The Mapai-Histadrut hegemony's collapse set in motion the current coalescence around the “independence” of our juristocracy and other entrenched governmental agencies, each being supported by NGOs, media actors, cultural artists, and academia. They assumed for themselves the role of the final arbiter responsible, as McInnis phrases it, “for rulemaking in all forms (cultural, bureaucratic, administrative).” It is they who claim the sole right to “define the moral horizon of…politics.”
The parties in opposition, in the Knesset, in the streets, in academia, and in the radio and television studios, are angry not only because they see a different agenda being achieved but because they are powerless. They demand to dictate what the common civic good is. As de Jouvenel terms it, they are fixated on a pathos of power.
As a result of that pathos, they develop a righteous fury. That allows them to block the offices of Kohelet but also to justify their criticism of the blocking of the vehicle of Aharon Barak. They are correct to bang Minister Avi Dichter on the head with a pole and to chase the underage children of Minister Amichai Chikli, and they can permit themselves to twist Hadar Muchtar’s fingers as we have seen on her TikTok clips.
Moreover, by portraying those of the Right as bad, they rationalize additional extensions of their power. The government can create the Army Radio, but it cannot close it. The Knesset can legislate laws, but then the Supreme Court is able to instruct them that they cannot act in accordance with those laws.
They have grabbed the reins of power to define the moral language.
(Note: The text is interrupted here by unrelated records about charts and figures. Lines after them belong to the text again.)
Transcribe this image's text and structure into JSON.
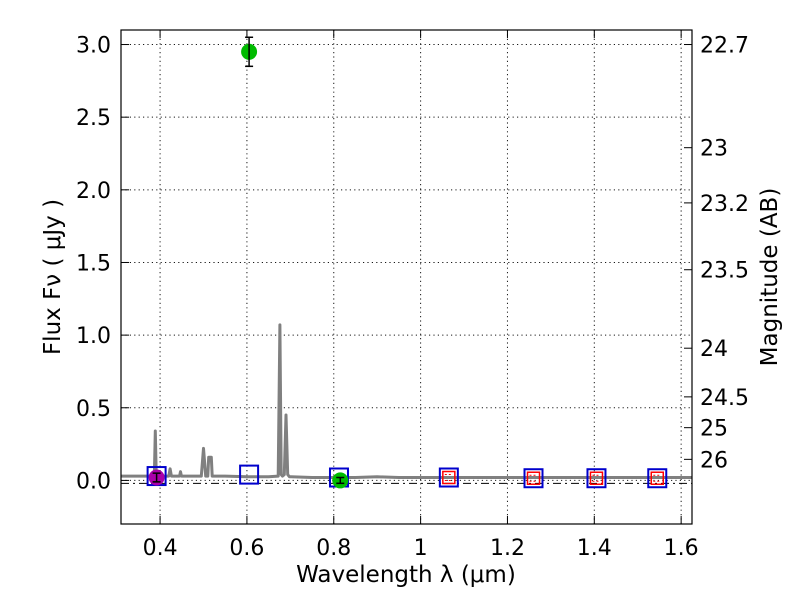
{
  "chart_data": {
    "type": "scatter",
    "title": "",
    "xlabel": "Wavelength  λ (μm)",
    "ylabel": "Flux  Fν  ( μJy )",
    "ylabel_right": "Magnitude (AB)",
    "xlim": [
      0.31,
      1.625
    ],
    "ylim": [
      -0.3,
      3.1
    ],
    "grid": true,
    "x_ticks": [
      0.4,
      0.6,
      0.8,
      1.0,
      1.2,
      1.4,
      1.6
    ],
    "x_tick_labels": [
      "0.4",
      "0.6",
      "0.8",
      "1",
      "1.2",
      "1.4",
      "1.6"
    ],
    "y_ticks": [
      0.0,
      0.5,
      1.0,
      1.5,
      2.0,
      2.5,
      3.0
    ],
    "y_tick_labels": [
      "0.0",
      "0.5",
      "1.0",
      "1.5",
      "2.0",
      "2.5",
      "3.0"
    ],
    "right_ticks": [
      {
        "label": "22.7",
        "flux": 3.0
      },
      {
        "label": "23",
        "flux": 2.29
      },
      {
        "label": "23.2",
        "flux": 1.91
      },
      {
        "label": "23.5",
        "flux": 1.45
      },
      {
        "label": "24",
        "flux": 0.91
      },
      {
        "label": "24.5",
        "flux": 0.575
      },
      {
        "label": "25",
        "flux": 0.363
      },
      {
        "label": "26",
        "flux": 0.145
      }
    ],
    "colors": {
      "model": "#808080",
      "detection": "#00bb00",
      "detection_alt": "#aa00aa",
      "model_box": "#0000cc",
      "limit_box": "#ff0000",
      "errorbar": "#000000"
    },
    "model_spectrum": {
      "name": "model SED",
      "x": [
        0.31,
        0.38,
        0.387,
        0.389,
        0.391,
        0.395,
        0.42,
        0.423,
        0.426,
        0.445,
        0.447,
        0.449,
        0.495,
        0.5,
        0.505,
        0.51,
        0.512,
        0.514,
        0.518,
        0.52,
        0.55,
        0.6,
        0.65,
        0.672,
        0.676,
        0.679,
        0.682,
        0.686,
        0.69,
        0.694,
        0.698,
        0.702,
        0.75,
        0.85,
        0.9,
        0.95,
        1.0,
        1.2,
        1.4,
        1.625
      ],
      "y": [
        0.03,
        0.03,
        0.05,
        0.34,
        0.05,
        0.03,
        0.03,
        0.08,
        0.03,
        0.03,
        0.06,
        0.03,
        0.03,
        0.22,
        0.03,
        0.03,
        0.16,
        0.16,
        0.16,
        0.03,
        0.03,
        0.025,
        0.025,
        0.03,
        1.07,
        0.04,
        0.03,
        0.04,
        0.45,
        0.04,
        0.025,
        0.025,
        0.02,
        0.02,
        0.025,
        0.02,
        0.02,
        0.02,
        0.02,
        0.02
      ]
    },
    "reference_line": {
      "name": "zero level",
      "y": -0.02
    },
    "detections": [
      {
        "name": "detection 0.39",
        "x": 0.392,
        "y": 0.02,
        "yerr": 0.03,
        "color": "#aa00aa"
      },
      {
        "name": "detection 0.60",
        "x": 0.605,
        "y": 2.95,
        "yerr": 0.1,
        "color": "#00bb00"
      },
      {
        "name": "detection 0.81",
        "x": 0.815,
        "y": 0.0,
        "yerr": 0.02,
        "color": "#00bb00"
      }
    ],
    "model_photometry": [
      {
        "x": 0.392,
        "y": 0.03
      },
      {
        "x": 0.605,
        "y": 0.04
      },
      {
        "x": 0.812,
        "y": 0.02
      },
      {
        "x": 1.065,
        "y": 0.02
      },
      {
        "x": 1.26,
        "y": 0.015
      },
      {
        "x": 1.405,
        "y": 0.015
      },
      {
        "x": 1.545,
        "y": 0.015
      }
    ],
    "upper_limits": [
      {
        "x": 1.065,
        "y": 0.02
      },
      {
        "x": 1.26,
        "y": 0.015
      },
      {
        "x": 1.405,
        "y": 0.015
      },
      {
        "x": 1.545,
        "y": 0.015
      }
    ]
  }
}
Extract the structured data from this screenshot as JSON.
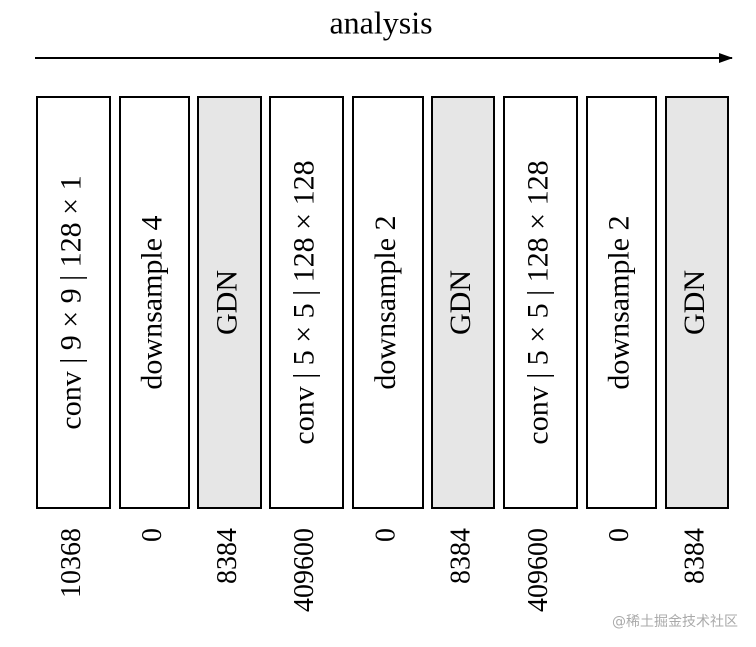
{
  "title": "analysis",
  "blocks": [
    {
      "label": "conv | 9 × 9 | 128 × 1",
      "params": 10368,
      "kind": "layer"
    },
    {
      "label": "downsample 4",
      "params": 0,
      "kind": "layer"
    },
    {
      "label": "GDN",
      "params": 8384,
      "kind": "norm"
    },
    {
      "label": "conv | 5 × 5 | 128 × 128",
      "params": 409600,
      "kind": "layer"
    },
    {
      "label": "downsample 2",
      "params": 0,
      "kind": "layer"
    },
    {
      "label": "GDN",
      "params": 8384,
      "kind": "norm"
    },
    {
      "label": "conv | 5 × 5 | 128 × 128",
      "params": 409600,
      "kind": "layer"
    },
    {
      "label": "downsample 2",
      "params": 0,
      "kind": "layer"
    },
    {
      "label": "GDN",
      "params": 8384,
      "kind": "norm"
    }
  ],
  "watermark": "@稀土掘金技术社区"
}
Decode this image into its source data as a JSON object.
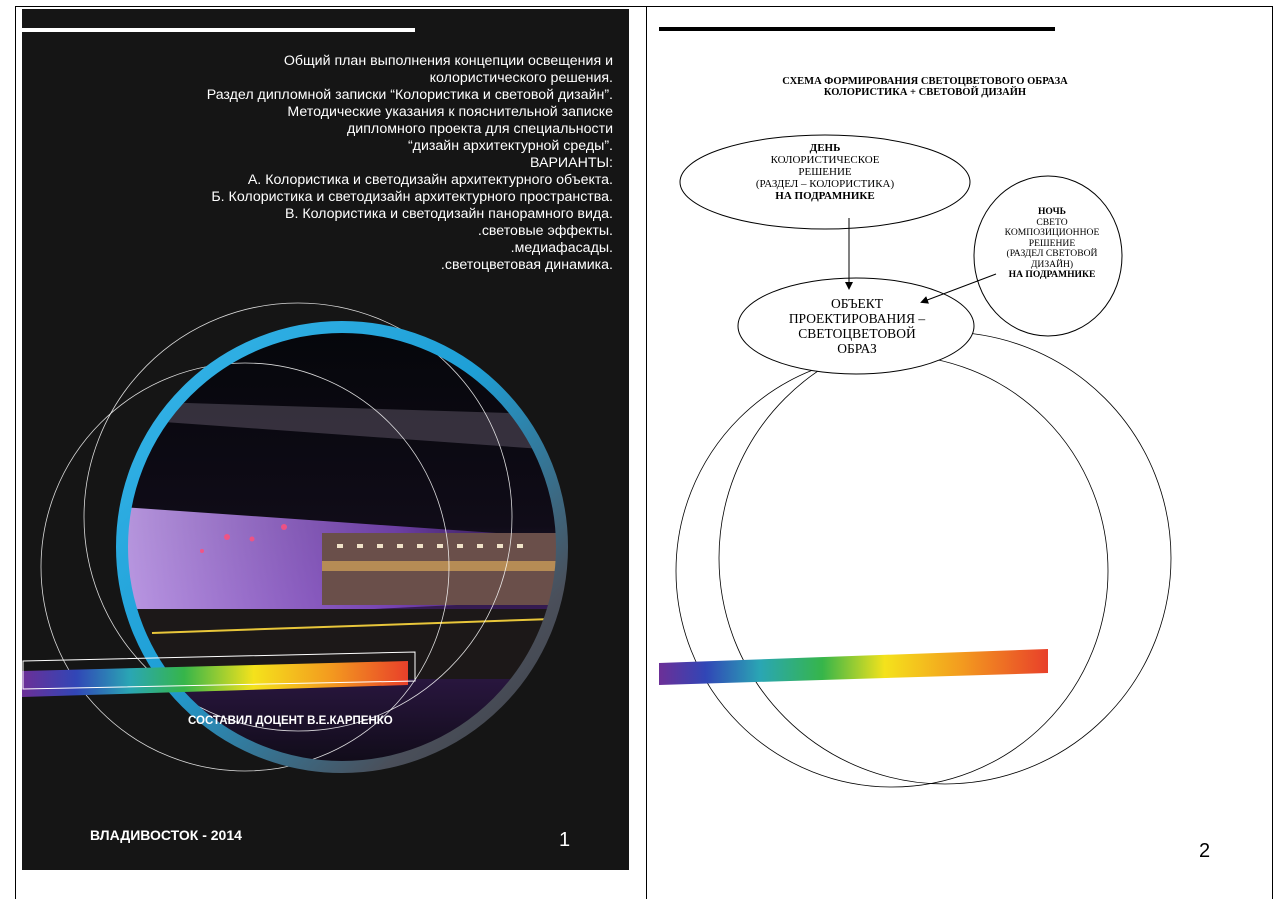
{
  "page1": {
    "heading_lines": [
      "Общий план выполнения концепции освещения и",
      "колористического решения.",
      "Раздел дипломной записки “Колористика и световой дизайн”.",
      "Методические указания к пояснительной записке",
      "дипломного проекта для специальности",
      "“дизайн архитектурной среды”.",
      "ВАРИАНТЫ:",
      "А. Колористика и светодизайн архитектурного объекта.",
      "Б. Колористика и светодизайн архитектурного пространства.",
      "В. Колористика и светодизайн панорамного вида.",
      ".световые эффекты.",
      ".медиафасады.",
      ".светоцветовая динамика."
    ],
    "author": "СОСТАВИЛ ДОЦЕНТ В.Е.КАРПЕНКО",
    "city_year": "ВЛАДИВОСТОК - 2014",
    "page_number": "1",
    "colors": {
      "background": "#151515",
      "ring": "#1e9fd6",
      "text": "#ffffff"
    }
  },
  "page2": {
    "title_line1": "СХЕМА ФОРМИРОВАНИЯ СВЕТОЦВЕТОВОГО ОБРАЗА",
    "title_line2": "КОЛОРИСТИКА + СВЕТОВОЙ ДИЗАЙН",
    "day": {
      "heading": "ДЕНЬ",
      "line1": "КОЛОРИСТИЧЕСКОЕ",
      "line2": "РЕШЕНИЕ",
      "line3": "(РАЗДЕЛ – КОЛОРИСТИКА)",
      "footer": "НА ПОДРАМНИКЕ"
    },
    "night": {
      "heading": "НОЧЬ",
      "line1": "СВЕТО",
      "line2": "КОМПОЗИЦИОННОЕ",
      "line3": "РЕШЕНИЕ",
      "line4": "(РАЗДЕЛ СВЕТОВОЙ",
      "line5": "ДИЗАЙН)",
      "footer": "НА ПОДРАМНИКЕ"
    },
    "object": {
      "line1": "ОБЪЕКТ",
      "line2": "ПРОЕКТИРОВАНИЯ –",
      "line3": "СВЕТОЦВЕТОВОЙ",
      "line4": "ОБРАЗ"
    },
    "page_number": "2"
  }
}
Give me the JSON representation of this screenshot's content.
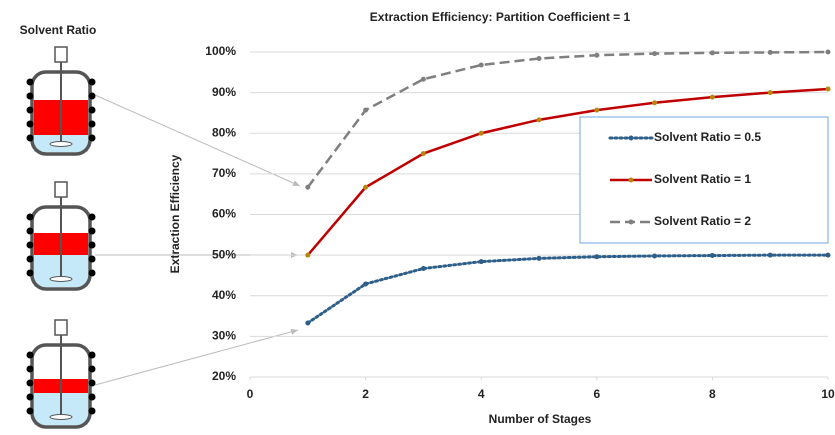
{
  "chart_data": {
    "type": "line",
    "title": "Extraction Efficiency: Partition Coefficient = 1",
    "side_label": "Solvent Ratio",
    "x_label": "Number of Stages",
    "y_label": "Extraction Efficiency",
    "x": [
      1,
      2,
      3,
      4,
      5,
      6,
      7,
      8,
      9,
      10
    ],
    "series": [
      {
        "name": "Solvent Ratio = 0.5",
        "color": "#2e5f8a",
        "style": "dotted",
        "marker_color": "#2e5f8a",
        "values": [
          33.3,
          42.9,
          46.7,
          48.4,
          49.2,
          49.6,
          49.8,
          49.9,
          50.0,
          50.0
        ]
      },
      {
        "name": "Solvent Ratio = 1",
        "color": "#c00000",
        "style": "solid",
        "marker_color": "#b8860b",
        "values": [
          50.0,
          66.7,
          75.0,
          80.0,
          83.3,
          85.7,
          87.5,
          88.9,
          90.0,
          90.9
        ]
      },
      {
        "name": "Solvent Ratio = 2",
        "color": "#7f7f7f",
        "style": "dashed",
        "marker_color": "#7f7f7f",
        "values": [
          66.7,
          85.7,
          93.3,
          96.8,
          98.4,
          99.2,
          99.6,
          99.8,
          99.9,
          100.0
        ]
      }
    ],
    "xlim": [
      0,
      10
    ],
    "xticks": [
      0,
      2,
      4,
      6,
      8,
      10
    ],
    "ylim": [
      20,
      100
    ],
    "yticks": [
      {
        "value": 20,
        "label": "20%"
      },
      {
        "value": 30,
        "label": "30%"
      },
      {
        "value": 40,
        "label": "40%"
      },
      {
        "value": 50,
        "label": "50%"
      },
      {
        "value": 60,
        "label": "60%"
      },
      {
        "value": 70,
        "label": "70%"
      },
      {
        "value": 80,
        "label": "80%"
      },
      {
        "value": 90,
        "label": "90%"
      },
      {
        "value": 100,
        "label": "100%"
      }
    ],
    "grid": true,
    "legend": "right"
  }
}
They then assert that our politics and its practitioners are corrupt and only the courts and the professional bureaucrats’ class can save society and democracy. To quote de Jouvenel, power is intoxicating, and although “the giant was already up and about: they do no more than furnish him with a terrible spirit.”
The writer is a researcher, analyst, and commentator on political, cultural, and media issues.